In May this year, while announcing the bank’s dismal quarterly results for the fourth quarter of 2016-17, State Bank of India (SBI) Chairperson Arundhati Bhattacharya had talked about a “little more pain” that lay ahead in the near term. The fourth quarter results were the first quarterly performance of the merged entity comprising SBI, five associate banks and Bharatiya Mahila Bank (BMB) — a part of the government’s consolidation drive. While it catapulted the country’s largest lender to among the top 50 banks in the world, it also weakened the original standalone entity considerably in terms of non-performing assets (NPAs). As the first quarter results for the current financial year were announced last Friday, the “little more pain” became a huge understatement.
That the merger took a toll on the bank’s recovery is evident from the sharp rise in slippages leading to higher provisions, which went up 91 per cent, year-on-year. It was obvious that SBI inherited a miserable portfolio of dubious corporate loans, which post-merger have swelled to 10 per cent of the total, while the percentage of net NPAs went up from 3.7 per cent to 6 per cent, quarter-on-quarter. It was no surprise that the deterioration in asset quality was essentially because of the merger with weaker banks. This is not the only worry for SBI. The bank has yet to provide for Rs 30,000 crore of its Rs 50,000 crore exposure to 12 large corporate accounts that went bad. Also, SBI receives a huge portion of India’s deposits — 23 per cent — and yet its lending growth has slowed to just 1.5 per cent in the June quarter. Responding to the pressure that such a scenario would create, SBI had recently lowered the interest rate for its depositors.

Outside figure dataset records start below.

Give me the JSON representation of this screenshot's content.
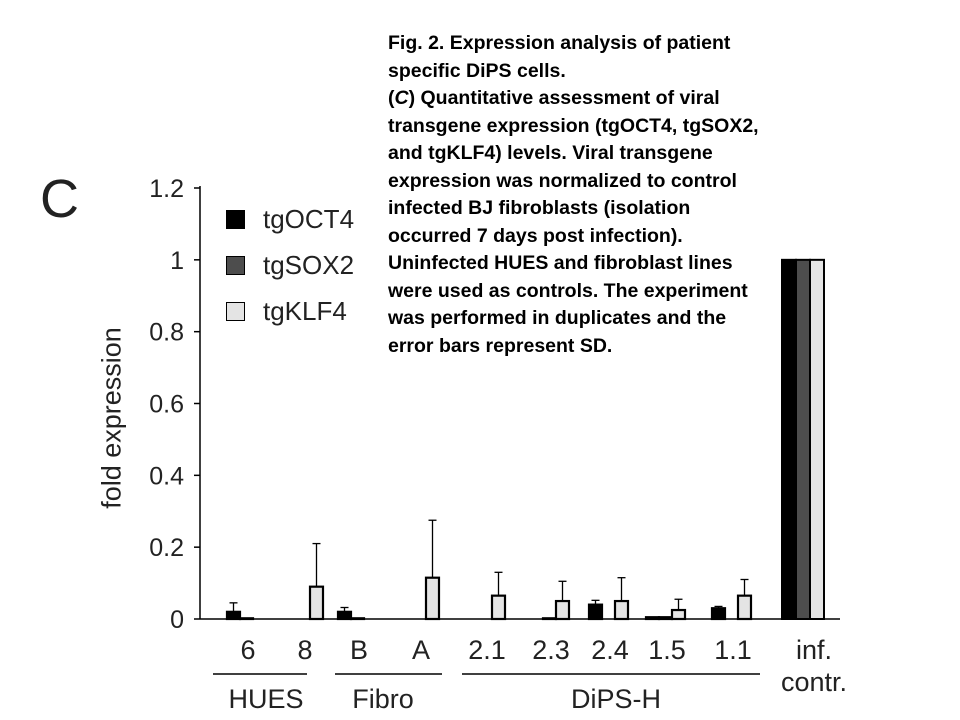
{
  "caption": {
    "line1": "Fig. 2. Expression analysis of patient specific DiPS cells.",
    "line2_open": "(",
    "line2_italic": "C",
    "line2_rest": ") Quantitative assessment of viral transgene expression (tgOCT4, tgSOX2, and tgKLF4) levels. Viral transgene expression was normalized to control infected BJ fibroblasts (isolation occurred 7 days post infection). Uninfected HUES and fibroblast lines were used as controls. The experiment was performed in duplicates and the error bars represent SD."
  },
  "panel_letter": "C",
  "colors": {
    "tgOCT4": "#000000",
    "tgSOX2": "#4d4d4d",
    "tgKLF4": "#e4e4e4"
  },
  "chart_data": {
    "type": "bar",
    "ylabel": "fold expression",
    "ylim": [
      0,
      1.2
    ],
    "yticks": [
      "0",
      "0.2",
      "0.4",
      "0.6",
      "0.8",
      "1",
      "1.2"
    ],
    "grid": false,
    "legend_position": "top-left",
    "categories": [
      "6",
      "8",
      "B",
      "A",
      "2.1",
      "2.3",
      "2.4",
      "1.5",
      "1.1",
      "inf.\ncontr."
    ],
    "groups": [
      {
        "label": "HUES",
        "categories": [
          "6",
          "8"
        ]
      },
      {
        "label": "Fibro",
        "categories": [
          "B",
          "A"
        ]
      },
      {
        "label": "DiPS-H",
        "categories": [
          "2.1",
          "2.3",
          "2.4",
          "1.5",
          "1.1"
        ]
      }
    ],
    "series": [
      {
        "name": "tgOCT4",
        "values": [
          0.02,
          0.0,
          0.02,
          0.0,
          0.0,
          0.0,
          0.04,
          0.005,
          0.03,
          1.0
        ],
        "errors": [
          0.025,
          0.0,
          0.012,
          0.0,
          0.0,
          0.0,
          0.012,
          0.0,
          0.005,
          0.0
        ]
      },
      {
        "name": "tgSOX2",
        "values": [
          0.002,
          0.0,
          0.002,
          0.0,
          0.0,
          0.002,
          0.0,
          0.005,
          0.0,
          1.0
        ],
        "errors": [
          0.0,
          0.0,
          0.0,
          0.0,
          0.0,
          0.0,
          0.0,
          0.0,
          0.0,
          0.0
        ]
      },
      {
        "name": "tgKLF4",
        "values": [
          0.0,
          0.09,
          0.0,
          0.115,
          0.065,
          0.05,
          0.05,
          0.025,
          0.065,
          1.0
        ],
        "errors": [
          0.0,
          0.12,
          0.0,
          0.16,
          0.065,
          0.055,
          0.065,
          0.03,
          0.045,
          0.0
        ]
      }
    ]
  }
}
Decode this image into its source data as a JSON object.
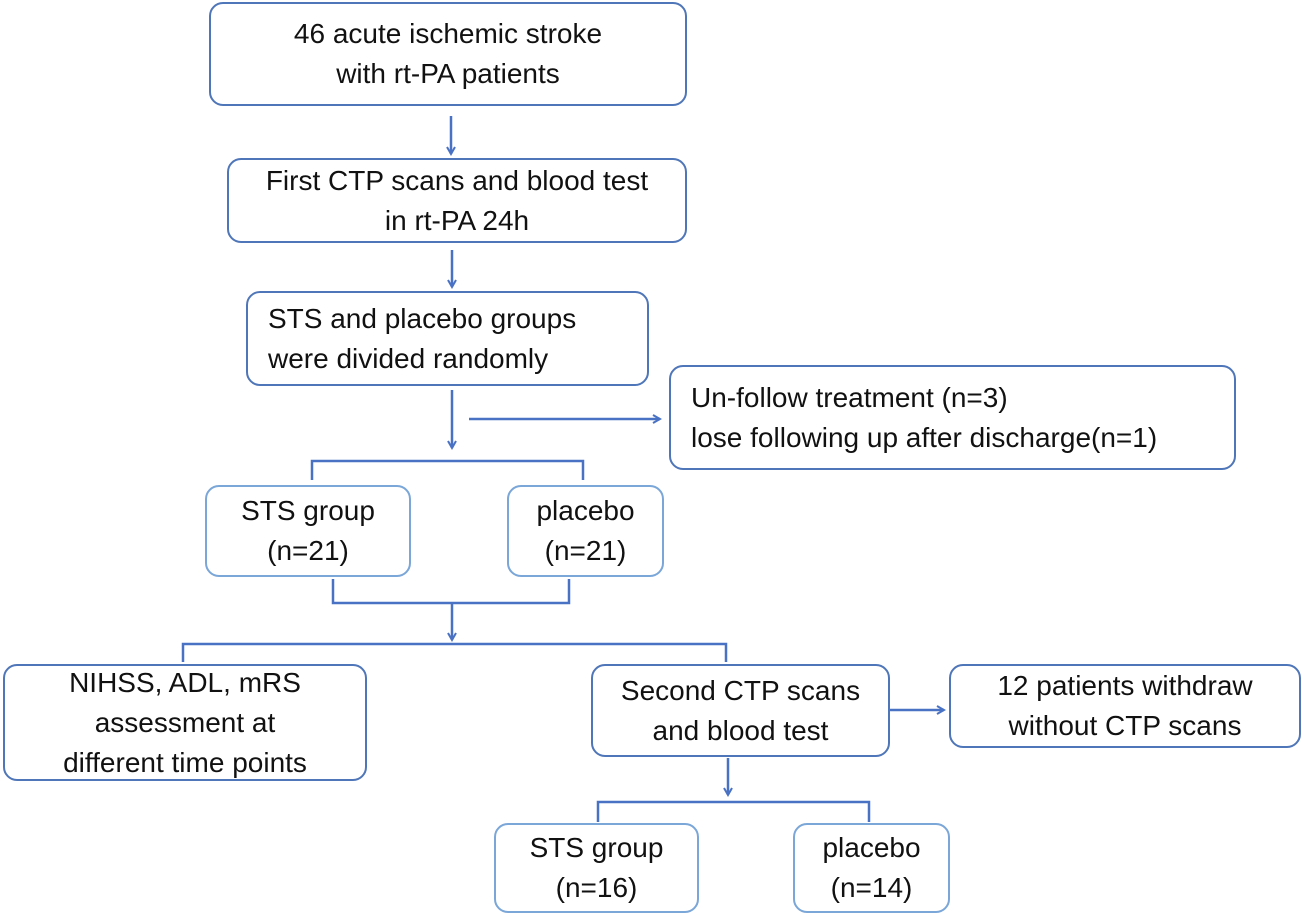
{
  "colors": {
    "border": "#4f76b8",
    "border_light": "#7aa6d8",
    "connector": "#4a72c4",
    "text": "#111111"
  },
  "boxes": {
    "enrolled": {
      "line1": "46 acute ischemic stroke",
      "line2": "with rt-PA  patients"
    },
    "first_ctp": {
      "line1": "First CTP scans and blood test",
      "line2": "in rt-PA  24h"
    },
    "randomized": {
      "line1": "STS and placebo groups",
      "line2": "were divided randomly"
    },
    "excluded": {
      "line1": "Un-follow treatment (n=3)",
      "line2": "lose following up after discharge(n=1)"
    },
    "sts_group_1": {
      "line1": "STS group",
      "line2": "(n=21)"
    },
    "placebo_1": {
      "line1": "placebo",
      "line2": "(n=21)"
    },
    "assessment": {
      "line1": "NIHSS, ADL, mRS",
      "line2": "assessment at",
      "line3": "different time points"
    },
    "second_ctp": {
      "line1": "Second CTP scans",
      "line2": "and blood test"
    },
    "withdraw": {
      "line1": "12 patients withdraw",
      "line2": "without CTP scans"
    },
    "sts_group_2": {
      "line1": "STS group",
      "line2": "(n=16)"
    },
    "placebo_2": {
      "line1": "placebo",
      "line2": "(n=14)"
    }
  }
}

The unravelling of the SBI story has several lessons for the government, which till recently was reportedly waiting for the public sector banks to announce their first quarter results before restarting the consolidation process. For one, past experience of mergers such as that of New Bank of India with Punjab National Bank and Oriental Bank of Commerce taking over Global Trust Bank has shown how the performance of the efficient bank is hampered as a result of ill-planned mergers. The SBI episode is yet another example of the same. What makes the prospects of future mergers worse is that unlike in SBI’s case, where the conflicts and disparities of work culture might have been fewer, other banks may have to bridge a much bigger chasm in terms of making things work at an operational level. For instance, a merger that brings about increased geographical reach for the merged entity also brings with it cultural differences. The truth is, while public sector bank consolidation sounds good on paper, more often than not it is not so in reality. The problems facing Indian public sector banks run deeper and mergers cannot provide a quick fix. The solution requires better recapitalisation as well as governance reforms so that the banks do not repeat their mistakes.